The Whiptails Strike Back

Around our home, the most commonly seen snakes are Eastern Patch-noseds, the high-elevation sister species of Western Patch-nosed Snakes. Like their lowland cousins, Whiptail Lizards are a staple of their known diet, so we assumed that was what the one we spotted was after as he diligently excavated a burrow in our yard one June evening. Over the course of about an hour, we watched him dig and dig; as the sun set, he gave up for the day, and we watched him knowingly glide over to a leaky cistern for a drink before holing up in a concrete crack for the night.

One week later he (or perhaps a look-alike: Patch-nosed are similar in appearance!) was back, at another soil hole just a couple of body-lengths from his prior work. I left my video camera trained on his operation in hopes of learning later what his quarry might be.

A Whiptail Lizard (slender brown lizard with light stripes and spots) approaches an Eastern Patch-nosed Snake (yellow snake with dark brown stripes) digging.
A Whiptail Lizard approaches an Eastern Patch-nosed Snake digging.

That evening, Melissa and I reviewed the day’s footage.
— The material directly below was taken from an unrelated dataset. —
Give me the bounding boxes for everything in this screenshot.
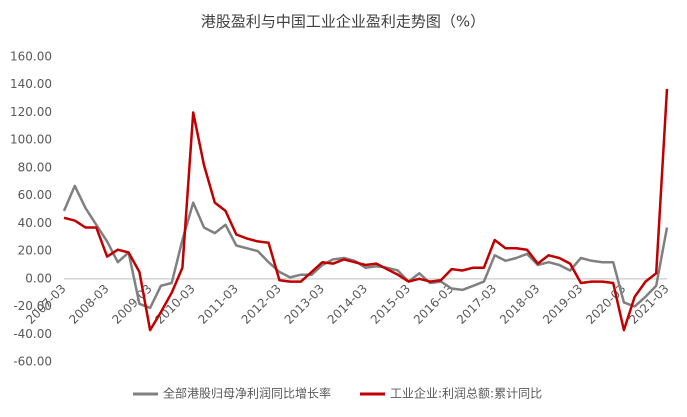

He dug tirelessly, flinging soil with his snout and rolling sizable gravel up and out with the side of his head. They are remarkably effective excavators! To our surprise, an adult Whiptail made an appearance at the edge of the frame. What could she be doing? (The species here is all-female.) She was perilously close to a predator whose specialty is her own kind! Again and again, she wandered into frame, in apparent interest at the snake’s activity (surely she wouldn’t mock her pursuer, as Bugs Bunny does Elmer Fudd – real animals don’t take chances with their predators for laughs!).

Finally, in an act that we (cautiously) attribute to maternal heroism, the Whiptail dashed into the pit to bite the snake while his head was below ground. The strike was so fast that only a couple of video frames record the incident in a blur, and the lizard was gone. The snake was gone, too – he disappeared into the hole, or perhaps used another exit off-frame – but was not seen again in the video.

But we did see the Whiptail again. She dutifully returned to collapse dirt back over the hole created by the Patch-nosed.  Such maternal heroics have not been described for most reptiles, and not knowing if this Whiptail’s nest was located here relegates our explanation to speculation. What but a mother’s care can explain her ferocity in the face of danger? Whatever the reason for the Whiptail’s bravery (and the snake’s doggedness!), we will continue to record and share our observations with whomever we can, and readers can answer for themselves, are these creatures worthy of respect?